À ces tristes mots, de son œil voilé
Une chaude larme a soudain coulé.
Ce pleur d’un enfant qui devient un ange
En fleur de muguet aussitôt se change.

Du ciel, depuis lors, tous pleurs sont bannis,
Et plus rien ne manque au saint paradis.


Il y a bien du charme dans cette mystique bluette, abstraction faite des pauvretés d’une interprétation française qui implore l’indulgence du lecteur. Ce n’est qu’une enluminure, mais dont la prisée monte aussi haut que celle d’un riche tableau, une simple ballade qui vaut un poème ; et si nous cherchions dans notre littérature le sujet de comparaison qui en approche le mieux, nous ne pourrions citer que la séraphique Eloa, ange et femme tout ensemble, qu’Alfred de Vigny fait naître d’une larme tombée des yeux du Christ.
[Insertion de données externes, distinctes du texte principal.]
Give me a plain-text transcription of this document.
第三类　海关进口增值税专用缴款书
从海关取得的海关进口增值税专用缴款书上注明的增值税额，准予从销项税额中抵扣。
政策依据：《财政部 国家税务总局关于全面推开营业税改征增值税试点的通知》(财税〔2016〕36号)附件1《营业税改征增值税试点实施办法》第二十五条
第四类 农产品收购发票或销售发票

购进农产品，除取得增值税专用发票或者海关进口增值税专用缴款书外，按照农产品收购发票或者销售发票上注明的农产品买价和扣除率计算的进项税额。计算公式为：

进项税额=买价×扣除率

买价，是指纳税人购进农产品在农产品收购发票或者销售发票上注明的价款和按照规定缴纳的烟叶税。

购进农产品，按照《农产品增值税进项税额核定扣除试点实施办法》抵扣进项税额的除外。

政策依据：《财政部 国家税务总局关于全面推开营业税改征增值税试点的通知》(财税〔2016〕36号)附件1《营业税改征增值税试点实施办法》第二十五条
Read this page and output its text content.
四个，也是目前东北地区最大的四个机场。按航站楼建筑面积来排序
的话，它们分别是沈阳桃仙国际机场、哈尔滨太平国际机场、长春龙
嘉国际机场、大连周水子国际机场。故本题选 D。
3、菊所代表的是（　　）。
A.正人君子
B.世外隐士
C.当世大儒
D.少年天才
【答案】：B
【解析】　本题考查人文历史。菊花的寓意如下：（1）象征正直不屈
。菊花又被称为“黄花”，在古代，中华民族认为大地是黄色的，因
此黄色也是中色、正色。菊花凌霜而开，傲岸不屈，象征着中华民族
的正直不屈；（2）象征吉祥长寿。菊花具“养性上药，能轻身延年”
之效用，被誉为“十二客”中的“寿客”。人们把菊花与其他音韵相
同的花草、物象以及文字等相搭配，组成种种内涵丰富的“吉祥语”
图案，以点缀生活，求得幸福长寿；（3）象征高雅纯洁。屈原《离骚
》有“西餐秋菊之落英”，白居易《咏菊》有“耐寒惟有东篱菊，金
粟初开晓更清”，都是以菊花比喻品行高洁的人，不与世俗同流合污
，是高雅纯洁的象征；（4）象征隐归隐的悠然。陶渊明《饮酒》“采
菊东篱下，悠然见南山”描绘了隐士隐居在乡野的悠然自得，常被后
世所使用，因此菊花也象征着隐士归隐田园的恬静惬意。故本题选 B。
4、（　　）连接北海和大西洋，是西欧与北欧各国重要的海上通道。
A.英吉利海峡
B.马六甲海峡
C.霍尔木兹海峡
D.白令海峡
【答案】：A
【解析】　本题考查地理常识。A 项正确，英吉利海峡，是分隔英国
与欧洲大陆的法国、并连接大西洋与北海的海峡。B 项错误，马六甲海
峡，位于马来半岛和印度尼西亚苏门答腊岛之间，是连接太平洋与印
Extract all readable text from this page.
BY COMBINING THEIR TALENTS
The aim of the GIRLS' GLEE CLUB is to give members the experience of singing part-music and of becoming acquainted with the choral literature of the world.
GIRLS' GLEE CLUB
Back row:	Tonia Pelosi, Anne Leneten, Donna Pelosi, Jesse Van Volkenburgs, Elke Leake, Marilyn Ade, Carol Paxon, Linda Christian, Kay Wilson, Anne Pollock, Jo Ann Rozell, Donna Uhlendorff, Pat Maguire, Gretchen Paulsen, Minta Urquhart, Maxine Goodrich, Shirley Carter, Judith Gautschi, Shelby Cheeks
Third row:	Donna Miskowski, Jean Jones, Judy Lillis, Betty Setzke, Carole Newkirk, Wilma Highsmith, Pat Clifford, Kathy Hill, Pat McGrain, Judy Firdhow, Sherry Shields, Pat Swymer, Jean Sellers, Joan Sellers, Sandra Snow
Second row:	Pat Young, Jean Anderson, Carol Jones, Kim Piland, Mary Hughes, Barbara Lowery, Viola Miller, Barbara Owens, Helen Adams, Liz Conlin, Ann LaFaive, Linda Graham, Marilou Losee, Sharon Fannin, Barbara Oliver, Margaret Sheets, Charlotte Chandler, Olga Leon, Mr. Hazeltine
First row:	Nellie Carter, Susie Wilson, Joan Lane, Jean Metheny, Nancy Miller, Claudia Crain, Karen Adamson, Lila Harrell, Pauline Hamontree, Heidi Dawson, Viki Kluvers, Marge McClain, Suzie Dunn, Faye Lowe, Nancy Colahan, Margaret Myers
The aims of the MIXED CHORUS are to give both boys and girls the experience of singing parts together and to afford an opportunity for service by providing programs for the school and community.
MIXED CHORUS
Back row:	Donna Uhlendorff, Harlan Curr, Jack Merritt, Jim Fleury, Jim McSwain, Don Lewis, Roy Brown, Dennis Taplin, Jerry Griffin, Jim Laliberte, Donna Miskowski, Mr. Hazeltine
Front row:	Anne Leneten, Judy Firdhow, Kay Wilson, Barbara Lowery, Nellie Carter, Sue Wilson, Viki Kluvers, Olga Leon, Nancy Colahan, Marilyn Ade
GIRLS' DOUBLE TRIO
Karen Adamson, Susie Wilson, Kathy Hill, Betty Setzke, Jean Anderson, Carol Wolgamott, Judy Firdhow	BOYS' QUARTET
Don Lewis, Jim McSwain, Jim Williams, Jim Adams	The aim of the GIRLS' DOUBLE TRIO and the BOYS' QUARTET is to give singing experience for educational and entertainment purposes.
Est-ce un tort de prétendre que la poésie n’est pas incompatible avec le soin des affaires d’État, et que celles-ci ne peuvent au contraire que gagner, entre les mains qui les régissent, à la culture simultanée d’un art qui persuade, séduit et n’exclut personne de sa sphère d’attraction ? Elle n’est donc pas futile autant qu’on s’est plu à le dire, cette langue des pensées choisies, exprimées en beaux vers ! Elle enflamme les courages en temps de guerre et de lutte patriotique, et, pareillement, elle peut être un instrument de conciliation et de relations courtoises dans les loisirs de la paix. Elle sera encore, n’en doutons pas, le puissant moyen de diffusion d’une idée qui fait son chemin, depuis que certaines sociétés d’Études s’efforcent de la promouvoir, tandis qu’en même temps nos trouvères méridionaux la chantent et la propagent. Or, cette conception n’est pas née, comme on a paru le croire, du caprice des imaginations ; le désir qu’elle exprime est fondé, car il répond au besoin de plusieurs nationalités troubles dans leur quiétude et menacées dans leur équilibre ; la portée en est haute, comme les résultats promettent d’en être féconds, car cette idée ne tend à rien moins qu’à une puissante fédération des pays latins.

Léonce Cazaubon.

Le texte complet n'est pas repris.